Her comments were echoed by Doyle-Price during the February debate after he shared the experience of his constituent Rachael Knappier, who required urgent medical attention after dermal filler was injected into an artery in her lip. She received the treatment at a “botox party”. Doyle-Price said: “We need to do so much more in terms of public education to make sure consumers fully appreciate that there are risks with injecting things into one’s face and that they make sure someone doing that has the appropriate qualifications.”

However, she added: “In wishing to regulate this sector we do not want to undermine its dynamism and its competitiveness. What we really need to do is make sure that consumers are properly educated so that they can make informed choices about where they seek treatments.”
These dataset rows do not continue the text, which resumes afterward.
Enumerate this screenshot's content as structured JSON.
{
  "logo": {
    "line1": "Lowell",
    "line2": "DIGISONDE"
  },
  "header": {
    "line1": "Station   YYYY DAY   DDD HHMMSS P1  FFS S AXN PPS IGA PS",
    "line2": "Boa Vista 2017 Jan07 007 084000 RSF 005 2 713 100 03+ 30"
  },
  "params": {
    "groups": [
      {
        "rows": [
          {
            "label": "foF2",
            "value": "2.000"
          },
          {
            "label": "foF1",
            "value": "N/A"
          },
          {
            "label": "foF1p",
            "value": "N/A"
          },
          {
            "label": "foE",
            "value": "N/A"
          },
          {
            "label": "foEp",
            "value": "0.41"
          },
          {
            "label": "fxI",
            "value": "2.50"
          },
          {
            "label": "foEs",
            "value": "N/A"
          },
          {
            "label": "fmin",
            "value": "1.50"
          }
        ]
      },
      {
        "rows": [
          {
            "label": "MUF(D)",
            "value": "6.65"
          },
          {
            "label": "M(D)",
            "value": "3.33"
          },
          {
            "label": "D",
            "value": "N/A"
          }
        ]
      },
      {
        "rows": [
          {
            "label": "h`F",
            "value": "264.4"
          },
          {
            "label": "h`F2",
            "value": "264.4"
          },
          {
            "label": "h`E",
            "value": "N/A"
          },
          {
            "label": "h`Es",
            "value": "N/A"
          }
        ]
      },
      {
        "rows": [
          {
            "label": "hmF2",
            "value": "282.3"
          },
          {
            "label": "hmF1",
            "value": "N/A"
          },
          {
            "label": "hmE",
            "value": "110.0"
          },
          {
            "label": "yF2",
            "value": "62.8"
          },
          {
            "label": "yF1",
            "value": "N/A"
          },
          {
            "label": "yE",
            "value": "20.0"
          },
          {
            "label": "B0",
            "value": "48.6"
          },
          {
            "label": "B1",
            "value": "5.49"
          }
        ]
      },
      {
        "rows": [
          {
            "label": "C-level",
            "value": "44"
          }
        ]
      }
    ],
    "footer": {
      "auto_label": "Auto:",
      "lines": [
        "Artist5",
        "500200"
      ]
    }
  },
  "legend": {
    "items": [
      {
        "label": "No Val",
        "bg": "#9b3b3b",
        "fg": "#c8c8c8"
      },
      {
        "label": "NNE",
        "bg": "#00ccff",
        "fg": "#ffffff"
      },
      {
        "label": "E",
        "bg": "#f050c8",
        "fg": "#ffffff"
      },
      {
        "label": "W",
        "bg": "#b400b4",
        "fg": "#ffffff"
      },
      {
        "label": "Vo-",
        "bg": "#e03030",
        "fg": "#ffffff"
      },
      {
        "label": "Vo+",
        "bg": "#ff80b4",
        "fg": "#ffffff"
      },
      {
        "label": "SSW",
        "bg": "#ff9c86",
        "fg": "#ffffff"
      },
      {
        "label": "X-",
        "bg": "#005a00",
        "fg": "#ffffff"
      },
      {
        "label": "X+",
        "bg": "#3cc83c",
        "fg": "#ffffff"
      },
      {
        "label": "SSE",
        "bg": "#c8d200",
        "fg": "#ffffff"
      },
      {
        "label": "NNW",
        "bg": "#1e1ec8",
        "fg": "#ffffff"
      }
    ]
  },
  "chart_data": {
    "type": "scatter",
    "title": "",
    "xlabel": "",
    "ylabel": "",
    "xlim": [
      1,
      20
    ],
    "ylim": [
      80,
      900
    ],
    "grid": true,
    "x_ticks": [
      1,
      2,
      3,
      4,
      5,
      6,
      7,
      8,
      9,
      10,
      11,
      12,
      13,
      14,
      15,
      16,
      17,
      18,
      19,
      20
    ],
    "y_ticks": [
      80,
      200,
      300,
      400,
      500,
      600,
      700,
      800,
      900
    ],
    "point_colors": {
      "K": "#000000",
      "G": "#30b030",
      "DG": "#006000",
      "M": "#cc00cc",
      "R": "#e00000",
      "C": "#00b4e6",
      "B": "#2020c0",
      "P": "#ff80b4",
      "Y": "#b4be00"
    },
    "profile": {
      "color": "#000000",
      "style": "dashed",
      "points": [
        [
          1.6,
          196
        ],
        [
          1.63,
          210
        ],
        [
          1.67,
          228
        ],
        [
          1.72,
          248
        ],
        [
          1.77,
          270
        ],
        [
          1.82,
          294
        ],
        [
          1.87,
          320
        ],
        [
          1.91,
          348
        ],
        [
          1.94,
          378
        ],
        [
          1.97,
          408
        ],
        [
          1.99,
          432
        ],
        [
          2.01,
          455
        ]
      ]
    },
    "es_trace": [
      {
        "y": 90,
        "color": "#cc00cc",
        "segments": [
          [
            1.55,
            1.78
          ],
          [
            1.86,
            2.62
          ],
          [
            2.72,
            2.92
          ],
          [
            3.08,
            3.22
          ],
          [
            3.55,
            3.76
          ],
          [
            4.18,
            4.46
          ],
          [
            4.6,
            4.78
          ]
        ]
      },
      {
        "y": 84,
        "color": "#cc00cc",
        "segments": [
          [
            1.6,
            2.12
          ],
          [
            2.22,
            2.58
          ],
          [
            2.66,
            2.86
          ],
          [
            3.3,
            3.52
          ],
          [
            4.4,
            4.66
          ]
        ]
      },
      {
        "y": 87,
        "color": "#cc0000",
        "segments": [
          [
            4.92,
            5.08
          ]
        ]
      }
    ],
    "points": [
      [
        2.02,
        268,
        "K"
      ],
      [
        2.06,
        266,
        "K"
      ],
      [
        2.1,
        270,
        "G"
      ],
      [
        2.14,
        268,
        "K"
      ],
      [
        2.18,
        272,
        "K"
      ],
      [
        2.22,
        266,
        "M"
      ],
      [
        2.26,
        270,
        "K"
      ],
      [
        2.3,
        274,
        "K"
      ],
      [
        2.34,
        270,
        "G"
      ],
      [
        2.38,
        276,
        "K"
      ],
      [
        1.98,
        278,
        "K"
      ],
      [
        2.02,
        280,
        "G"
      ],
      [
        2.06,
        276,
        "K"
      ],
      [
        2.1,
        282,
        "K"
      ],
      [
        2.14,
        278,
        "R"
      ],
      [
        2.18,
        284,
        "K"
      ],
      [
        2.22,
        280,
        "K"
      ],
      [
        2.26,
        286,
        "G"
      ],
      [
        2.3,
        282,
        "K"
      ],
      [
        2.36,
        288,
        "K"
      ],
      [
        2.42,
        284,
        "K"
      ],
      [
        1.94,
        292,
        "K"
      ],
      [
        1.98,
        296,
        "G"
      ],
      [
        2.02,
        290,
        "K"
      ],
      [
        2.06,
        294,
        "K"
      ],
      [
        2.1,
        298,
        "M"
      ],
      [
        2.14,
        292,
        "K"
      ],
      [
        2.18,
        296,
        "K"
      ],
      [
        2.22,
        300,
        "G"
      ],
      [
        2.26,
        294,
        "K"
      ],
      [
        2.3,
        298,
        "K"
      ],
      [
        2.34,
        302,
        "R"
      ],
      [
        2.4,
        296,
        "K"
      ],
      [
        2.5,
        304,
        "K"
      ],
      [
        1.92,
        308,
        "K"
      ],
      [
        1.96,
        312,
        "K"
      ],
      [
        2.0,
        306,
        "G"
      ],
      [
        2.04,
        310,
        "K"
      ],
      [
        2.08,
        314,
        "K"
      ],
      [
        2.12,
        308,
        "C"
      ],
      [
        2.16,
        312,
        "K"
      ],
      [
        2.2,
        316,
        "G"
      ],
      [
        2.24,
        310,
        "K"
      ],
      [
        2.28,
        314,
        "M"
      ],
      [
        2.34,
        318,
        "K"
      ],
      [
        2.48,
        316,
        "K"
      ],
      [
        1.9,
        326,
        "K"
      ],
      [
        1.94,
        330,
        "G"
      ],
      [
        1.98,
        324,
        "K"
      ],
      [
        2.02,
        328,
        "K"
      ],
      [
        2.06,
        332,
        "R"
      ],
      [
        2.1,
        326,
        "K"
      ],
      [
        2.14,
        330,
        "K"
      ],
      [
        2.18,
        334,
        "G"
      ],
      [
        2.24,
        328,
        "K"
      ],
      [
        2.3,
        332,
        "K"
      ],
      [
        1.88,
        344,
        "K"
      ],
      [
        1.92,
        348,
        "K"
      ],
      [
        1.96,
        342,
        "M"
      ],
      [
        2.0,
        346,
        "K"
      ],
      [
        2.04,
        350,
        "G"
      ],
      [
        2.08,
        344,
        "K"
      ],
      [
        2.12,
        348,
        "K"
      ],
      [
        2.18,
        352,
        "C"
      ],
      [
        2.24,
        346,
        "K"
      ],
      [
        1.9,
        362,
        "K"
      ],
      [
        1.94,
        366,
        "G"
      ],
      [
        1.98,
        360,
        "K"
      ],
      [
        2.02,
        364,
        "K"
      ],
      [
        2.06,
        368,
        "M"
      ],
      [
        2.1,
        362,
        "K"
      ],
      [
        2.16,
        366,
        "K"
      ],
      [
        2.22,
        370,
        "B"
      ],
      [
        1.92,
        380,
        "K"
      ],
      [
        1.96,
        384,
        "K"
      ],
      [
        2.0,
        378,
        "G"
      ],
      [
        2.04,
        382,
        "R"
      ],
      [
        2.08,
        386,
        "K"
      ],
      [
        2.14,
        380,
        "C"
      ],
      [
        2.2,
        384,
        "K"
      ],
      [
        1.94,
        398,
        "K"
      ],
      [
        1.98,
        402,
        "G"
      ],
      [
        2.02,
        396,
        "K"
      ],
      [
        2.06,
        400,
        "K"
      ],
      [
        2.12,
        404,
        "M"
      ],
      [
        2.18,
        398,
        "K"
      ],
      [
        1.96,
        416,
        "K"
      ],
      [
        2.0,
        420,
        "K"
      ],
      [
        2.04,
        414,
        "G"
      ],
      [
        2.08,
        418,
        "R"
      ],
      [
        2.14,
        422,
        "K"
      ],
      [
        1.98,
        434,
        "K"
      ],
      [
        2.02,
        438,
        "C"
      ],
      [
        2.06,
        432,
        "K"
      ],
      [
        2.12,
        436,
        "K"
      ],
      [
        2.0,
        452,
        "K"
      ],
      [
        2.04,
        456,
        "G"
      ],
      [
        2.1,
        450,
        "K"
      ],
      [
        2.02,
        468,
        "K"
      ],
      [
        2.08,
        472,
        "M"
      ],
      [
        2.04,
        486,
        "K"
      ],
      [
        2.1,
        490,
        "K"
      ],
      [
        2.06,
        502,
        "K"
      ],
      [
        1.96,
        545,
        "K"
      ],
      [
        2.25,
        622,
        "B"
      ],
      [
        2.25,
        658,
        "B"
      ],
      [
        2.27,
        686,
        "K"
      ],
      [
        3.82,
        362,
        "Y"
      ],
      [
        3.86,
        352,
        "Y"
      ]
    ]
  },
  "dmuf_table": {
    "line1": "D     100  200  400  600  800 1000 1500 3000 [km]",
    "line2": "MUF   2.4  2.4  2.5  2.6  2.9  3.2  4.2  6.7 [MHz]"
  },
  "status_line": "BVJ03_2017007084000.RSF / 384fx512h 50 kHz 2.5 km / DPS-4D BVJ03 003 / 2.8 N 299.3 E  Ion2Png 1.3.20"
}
While she didn’t respond directly to Costa’s call for “the Government to at least consider setting out a cohesive and comprehensive plan to properly regulate the non-surgical cosmetic industry”, Doyle-Price did remind those in attendance of what has been done since 2013’s Keogh review, including the training and qualification framework; and the formation of the Joint Council for Cosmetic Practitioners: “We need to work closely with the JCCP so we can develop hallmarks for people to look for so they can be sure they’re obtaining a treatment from a regulated practitioner,” she said.

Doyle-Price also reiterated that as of May 2020, all dermal fillers will be regulated as medical devices under the Medicines and Healthcare Products Regulatory Agency. However, this doesn’t mean that the products will be prescription-only.